Dr. Liesel Hartenstein (SPD): Kurzum: Das radikale Wegstreichen von mehr als drei Vierteln der Kommaregeln führt zu einer schwereren Verständlichkeit der Sprache, vielleicht zu fatalen Mißverständnissen. Es reduziert die Ausdrucksmöglichkeiten. Was das Gravierendste ist – erlauben Sie mir noch, das zu sagen, Herr Präsident –: Simplere Satzkonstruktionen machen letztlich auch das Denken ärmer. Das sollten wir nicht vergessen.

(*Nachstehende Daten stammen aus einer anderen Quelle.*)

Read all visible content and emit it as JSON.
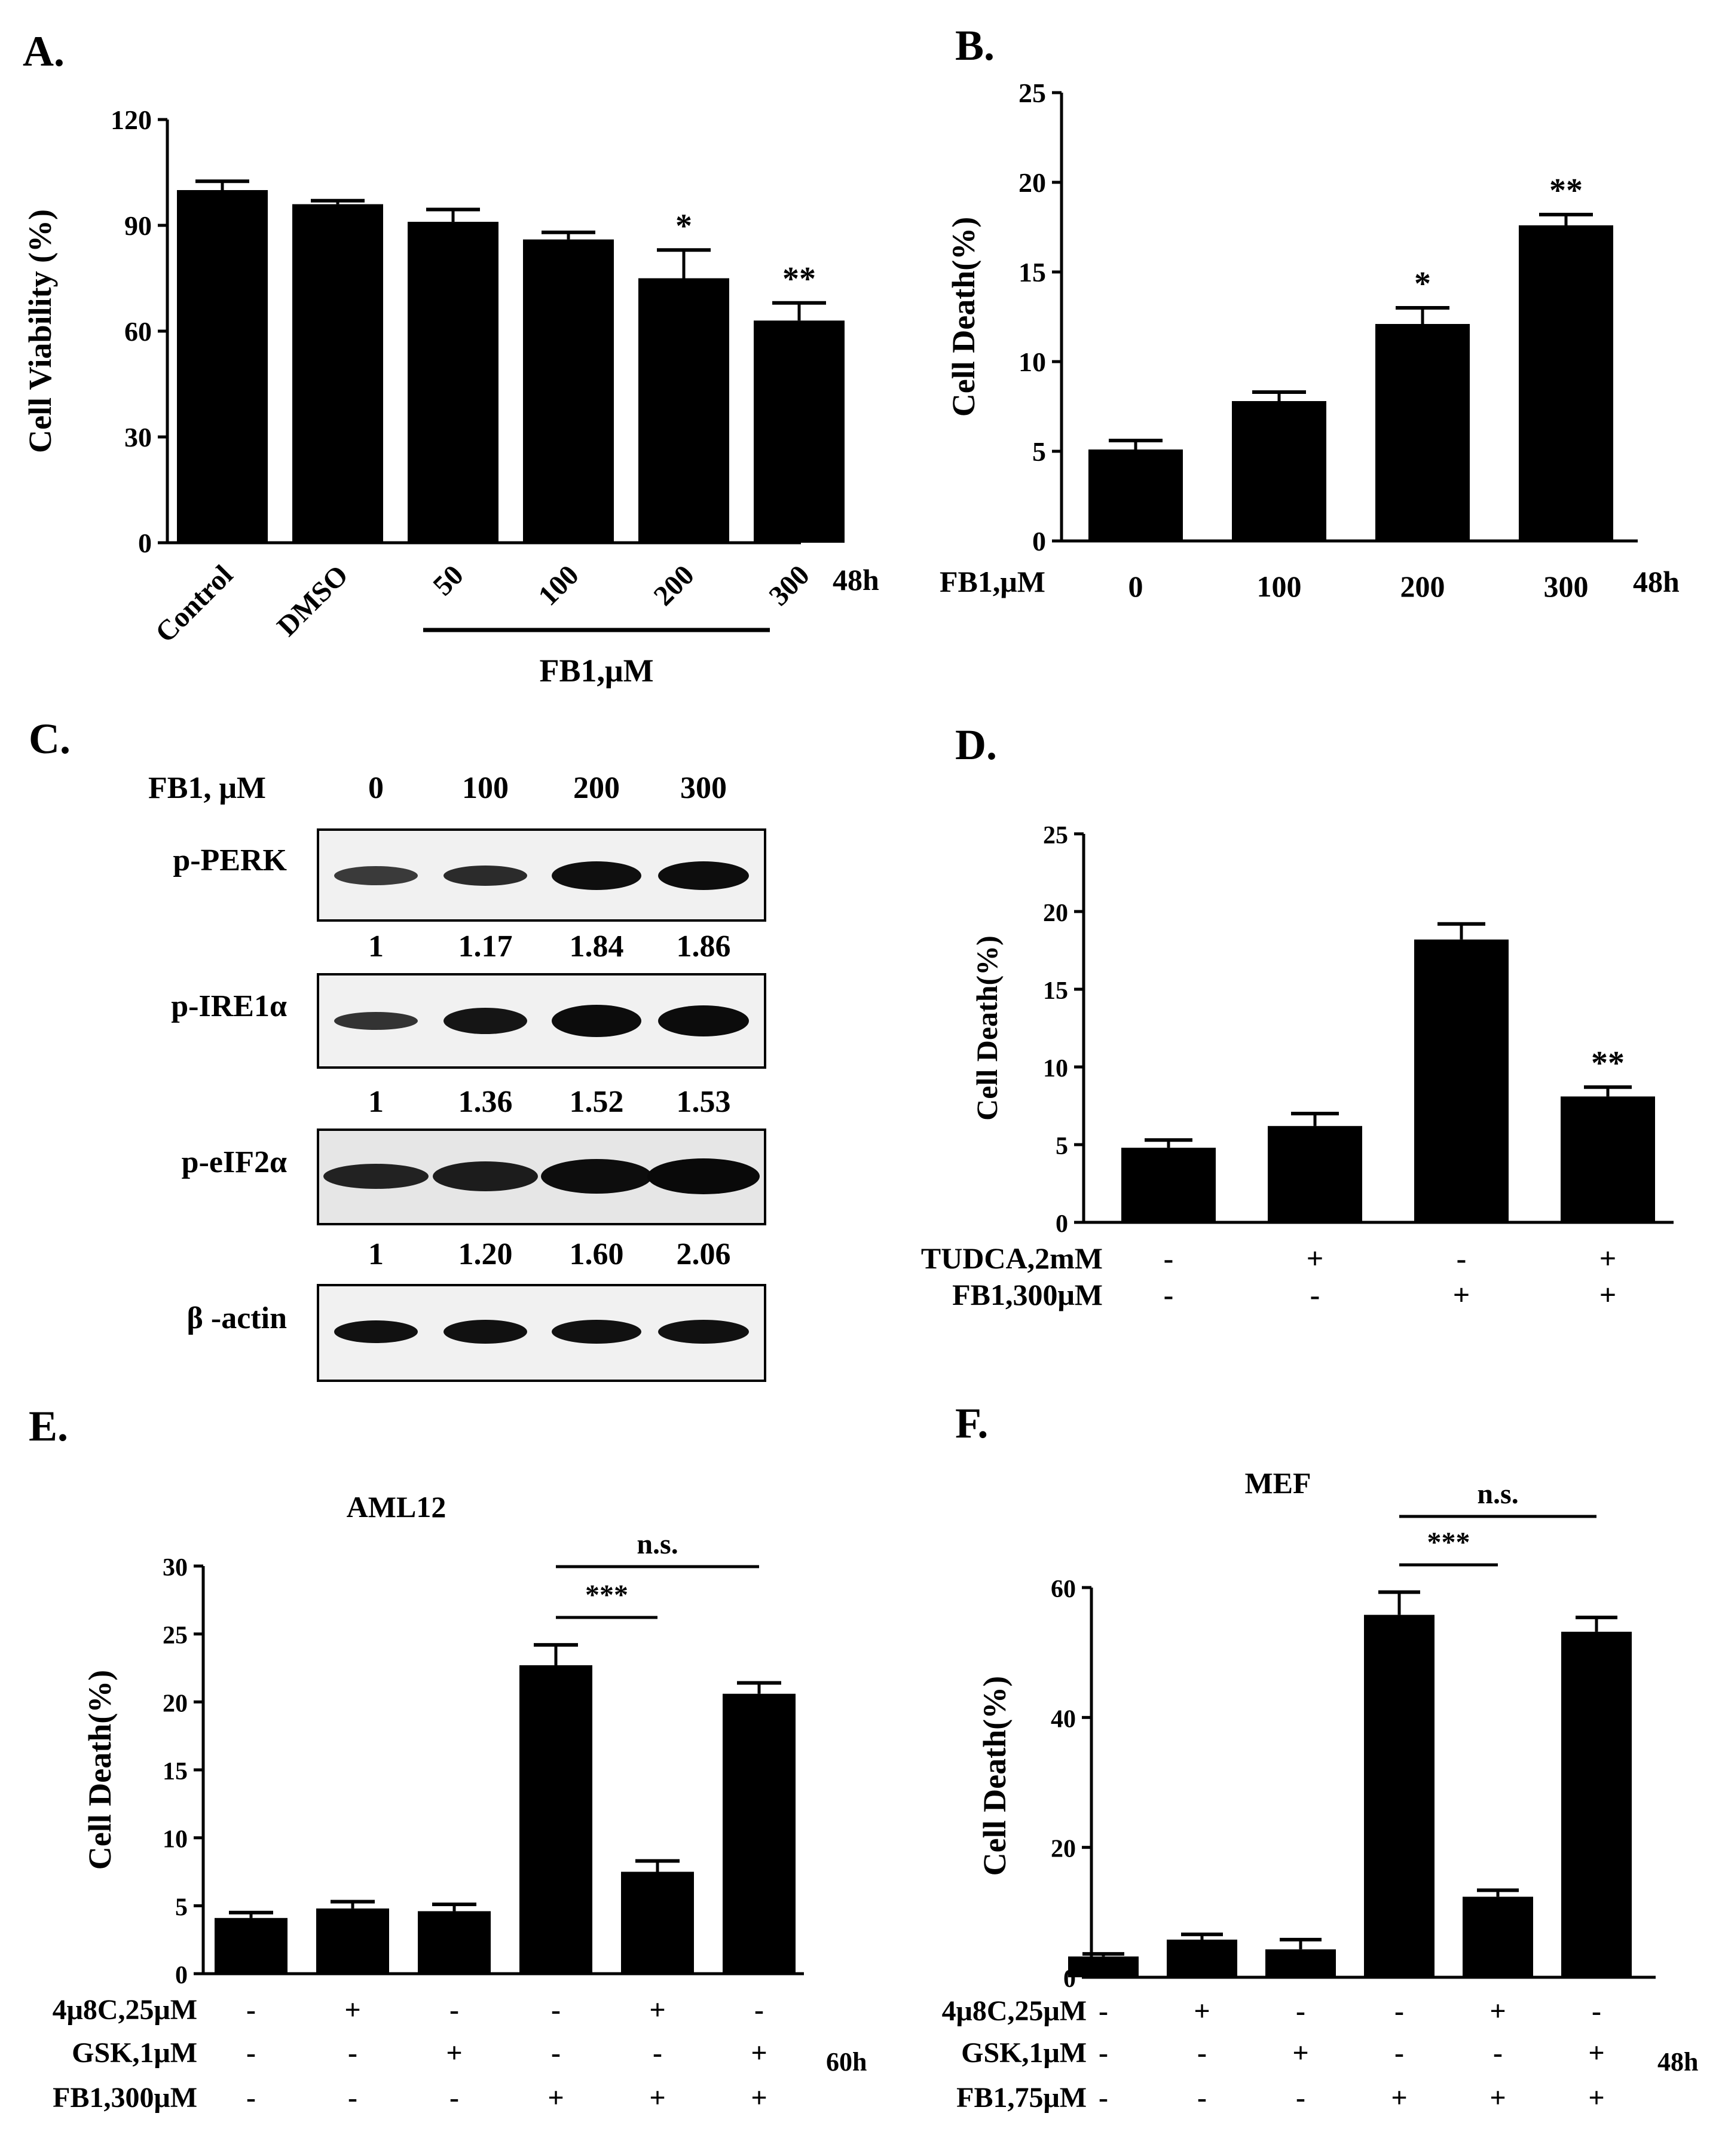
{
  "panel_labels": [
    "A.",
    "B.",
    "C.",
    "D.",
    "E.",
    "F."
  ],
  "chart_data": [
    {
      "id": "A",
      "type": "bar",
      "title": "",
      "ylabel": "Cell Viability (%)",
      "xlabel": "FB1,μM",
      "time_label": "48h",
      "categories": [
        "Control",
        "DMSO",
        "50",
        "100",
        "200",
        "300"
      ],
      "values": [
        100,
        96,
        91,
        86,
        75,
        63
      ],
      "errors": [
        2.5,
        1,
        3.5,
        2,
        8,
        5
      ],
      "annotations": [
        "",
        "",
        "",
        "",
        "*",
        "**"
      ],
      "yticks": [
        0,
        30,
        60,
        90,
        120
      ],
      "ylim": [
        0,
        120
      ]
    },
    {
      "id": "B",
      "type": "bar",
      "title": "",
      "ylabel": "Cell  Death(%)",
      "treatment_label": "FB1,μM",
      "time_label": "48h",
      "categories": [
        "0",
        "100",
        "200",
        "300"
      ],
      "values": [
        5.1,
        7.8,
        12.1,
        17.6
      ],
      "errors": [
        0.5,
        0.5,
        0.9,
        0.6
      ],
      "annotations": [
        "",
        "",
        "*",
        "**"
      ],
      "yticks": [
        0,
        5,
        10,
        15,
        20,
        25
      ],
      "ylim": [
        0,
        25
      ]
    },
    {
      "id": "D",
      "type": "bar",
      "title": "",
      "ylabel": "Cell Death(%)",
      "values": [
        4.8,
        6.2,
        18.2,
        8.1
      ],
      "errors": [
        0.5,
        0.8,
        1.0,
        0.6
      ],
      "annotations": [
        "",
        "",
        "",
        "**"
      ],
      "treatment_rows": [
        {
          "label": "TUDCA,2mM",
          "signs": [
            "-",
            "+",
            "-",
            "+"
          ]
        },
        {
          "label": "FB1,300μM",
          "signs": [
            "-",
            "-",
            "+",
            "+"
          ]
        }
      ],
      "yticks": [
        0,
        5,
        10,
        15,
        20,
        25
      ],
      "ylim": [
        0,
        25
      ]
    },
    {
      "id": "E",
      "type": "bar",
      "title": "AML12",
      "ylabel": "Cell  Death(%)",
      "time_label": "60h",
      "values": [
        4.1,
        4.8,
        4.6,
        22.7,
        7.5,
        20.6
      ],
      "errors": [
        0.4,
        0.5,
        0.5,
        1.5,
        0.8,
        0.8
      ],
      "annotations": [
        "",
        "",
        "",
        "",
        "",
        ""
      ],
      "treatment_rows": [
        {
          "label": "4μ8C,25μM",
          "signs": [
            "-",
            "+",
            "-",
            "-",
            "+",
            "-"
          ]
        },
        {
          "label": "GSK,1μM",
          "signs": [
            "-",
            "-",
            "+",
            "-",
            "-",
            "+"
          ]
        },
        {
          "label": "FB1,300μM",
          "signs": [
            "-",
            "-",
            "-",
            "+",
            "+",
            "+"
          ]
        }
      ],
      "comparisons": [
        {
          "from": 3,
          "to": 5,
          "label": "n.s."
        },
        {
          "from": 3,
          "to": 4,
          "label": "***"
        }
      ],
      "yticks": [
        0,
        5,
        10,
        15,
        20,
        25,
        30
      ],
      "ylim": [
        0,
        30
      ]
    },
    {
      "id": "F",
      "type": "bar",
      "title": "MEF",
      "ylabel": "Cell  Death(%)",
      "time_label": "48h",
      "values": [
        3.2,
        5.8,
        4.3,
        55.8,
        12.4,
        53.2
      ],
      "errors": [
        0.4,
        0.8,
        1.5,
        3.5,
        1.0,
        2.2
      ],
      "annotations": [
        "",
        "",
        "",
        "",
        "",
        ""
      ],
      "treatment_rows": [
        {
          "label": "4μ8C,25μM",
          "signs": [
            "-",
            "+",
            "-",
            "-",
            "+",
            "-"
          ]
        },
        {
          "label": "GSK,1μM",
          "signs": [
            "-",
            "-",
            "+",
            "-",
            "-",
            "+"
          ]
        },
        {
          "label": "FB1,75μM",
          "signs": [
            "-",
            "-",
            "-",
            "+",
            "+",
            "+"
          ]
        }
      ],
      "comparisons": [
        {
          "from": 3,
          "to": 5,
          "label": "n.s."
        },
        {
          "from": 3,
          "to": 4,
          "label": "***"
        }
      ],
      "yticks": [
        0,
        20,
        40,
        60
      ],
      "ylim": [
        0,
        62
      ]
    }
  ],
  "western_blot": {
    "header_label": "FB1, μM",
    "lanes": [
      "0",
      "100",
      "200",
      "300"
    ],
    "blots": [
      {
        "label": "p-PERK",
        "quant": [
          "1",
          "1.17",
          "1.84",
          "1.86"
        ]
      },
      {
        "label": "p-IRE1α",
        "quant": [
          "1",
          "1.36",
          "1.52",
          "1.53"
        ]
      },
      {
        "label": "p-eIF2α",
        "quant": [
          "1",
          "1.20",
          "1.60",
          "2.06"
        ]
      },
      {
        "label": "β -actin",
        "quant": []
      }
    ]
  }
}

Vizepräsident Dr. Burkhard Hirsch: Frau Kollegin, Sie müssen zum Ende kommen.
Dr. Liesel Hartenstein (SPD): Das tue ich. Die Sprache formt auch die Gesellschaft. Das sollten wir als Fazit festhalten. Sie wird als Muttersprache an die nächsten Generationen weitergegeben. Deshalb ist eine Änderung des Schriftgebrauchs auch eine Änderung des Sprachgebrauchs. Eine Rechtschreibreform kann daher kein bloßer Verwaltungsakt sein, sondern betrifft die Gesellschaft im Kern, auch jeden einzelnen. So gesehen ginge es vielleicht doch um ein Grundrecht. Danke schön. (Beifall bei der SPD, der CDU/CSU und der F.D.P. sowie der Abg. Dr. Christa Luft [PDS])
Vizepräsident Dr. Burkhard Hirsch: Ich gebe das Wort dem Abgeordneten Dr. Helmut Lippelt.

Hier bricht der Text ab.